If you pull the throttle stick all the way back to zero, that generally means to stop the motors in LP. That is a safety feature. You don't want to have to think "Now how do I stop the motors?" or "Where is that switch?" if your quad is about to hit someone.
First of all, you need to have your motor neutrals and ESC calibration set correctly, but I assume you already have that.
There are four ways I can think of to reduce the throttle when inverted when doing flips:
- Manually move the throttle to a little above zero. Difficult because sometimes you might set zero (and motors will stop) and other times you might set more throttle than you want which can pull down to the ground more than you want.
- Adjust the transmitter throttle trim so that zero throttle stick still moves the motors. LP does the rest. It will automatically greatly increase the motor speeds when stabilization or command asks for it; as long as the motors are still being commanded to spin. Adjust the trim after arming for each flight where you want this feature. Adjust the trim back to allow stopping the motors and disarming. Trim must be reset back to neutral or you can't arm it.

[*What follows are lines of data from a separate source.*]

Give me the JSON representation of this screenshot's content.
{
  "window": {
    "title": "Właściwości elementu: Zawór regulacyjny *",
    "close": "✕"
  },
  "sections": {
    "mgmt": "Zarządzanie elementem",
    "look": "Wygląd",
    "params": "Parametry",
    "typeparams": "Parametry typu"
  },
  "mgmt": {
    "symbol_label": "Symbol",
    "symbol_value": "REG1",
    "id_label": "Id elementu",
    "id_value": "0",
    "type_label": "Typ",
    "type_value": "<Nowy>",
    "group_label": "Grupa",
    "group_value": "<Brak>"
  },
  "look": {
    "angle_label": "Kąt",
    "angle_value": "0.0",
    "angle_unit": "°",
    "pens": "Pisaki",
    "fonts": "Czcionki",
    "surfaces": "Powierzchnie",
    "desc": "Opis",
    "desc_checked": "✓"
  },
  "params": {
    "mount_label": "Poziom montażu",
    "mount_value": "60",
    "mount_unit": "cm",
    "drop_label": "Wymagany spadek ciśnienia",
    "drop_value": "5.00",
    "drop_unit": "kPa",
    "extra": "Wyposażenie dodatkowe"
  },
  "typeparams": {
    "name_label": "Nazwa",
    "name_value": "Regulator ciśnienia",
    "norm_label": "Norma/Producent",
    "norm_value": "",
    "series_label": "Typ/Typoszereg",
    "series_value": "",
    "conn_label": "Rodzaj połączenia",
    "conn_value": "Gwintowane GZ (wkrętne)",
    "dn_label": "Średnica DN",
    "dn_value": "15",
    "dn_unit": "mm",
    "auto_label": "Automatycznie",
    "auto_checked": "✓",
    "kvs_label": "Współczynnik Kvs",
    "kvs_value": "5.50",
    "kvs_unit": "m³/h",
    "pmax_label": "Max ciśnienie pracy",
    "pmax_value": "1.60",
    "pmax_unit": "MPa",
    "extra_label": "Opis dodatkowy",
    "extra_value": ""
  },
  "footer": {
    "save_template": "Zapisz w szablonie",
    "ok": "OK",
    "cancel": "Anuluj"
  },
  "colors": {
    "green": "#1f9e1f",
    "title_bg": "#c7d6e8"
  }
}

- Set the "Motors always spin / always stabilize when armed" setting in the output page. You really need a disarming switch for emergencies when you set this up.
- Use CruiseControl on throttle and leave the throttle stick set to mid to high throttle during flips. The default for this is to reduce the motors to 5% when inverted (actually once the quad is past 90 degree bank (105 actually)). The default for CruiseControl is also to increase power automatically when you bank the quad; to increase it the correct amount to maintain altitude in a turn. This boost can be disabled if all you want is to automatically reduce to 5% when inverted. Zero throttle stick stops the motors as expected. Settings are in Stabilization->Expert IIRC.
CruiseControl with Rattitude is the recommended way to learn flips.
I regularly do flips using CruiseControl starting from about 1m, giving full throttle and leaving it there for the whole flip, and doing the flip at about 3m with the initial upward speed. It really couldn't be simpler. This is on a medium powerful quad (not high powered) with flip rate set to 360 degrees per second.
Back off of insane configuration for your flips when you are learning. I like 360 for rate (one flip per second) to start with because most people can keep up with it while it flips and you can mentally imagine what a 1 second flip would be like, count by seconds and imagine 1 smooth continuous flip per second. This 360 flip rate avoids you doing a flip and a half when you only wanted one flip, but you do need to have a little more altitude or upward speed when you start the flip.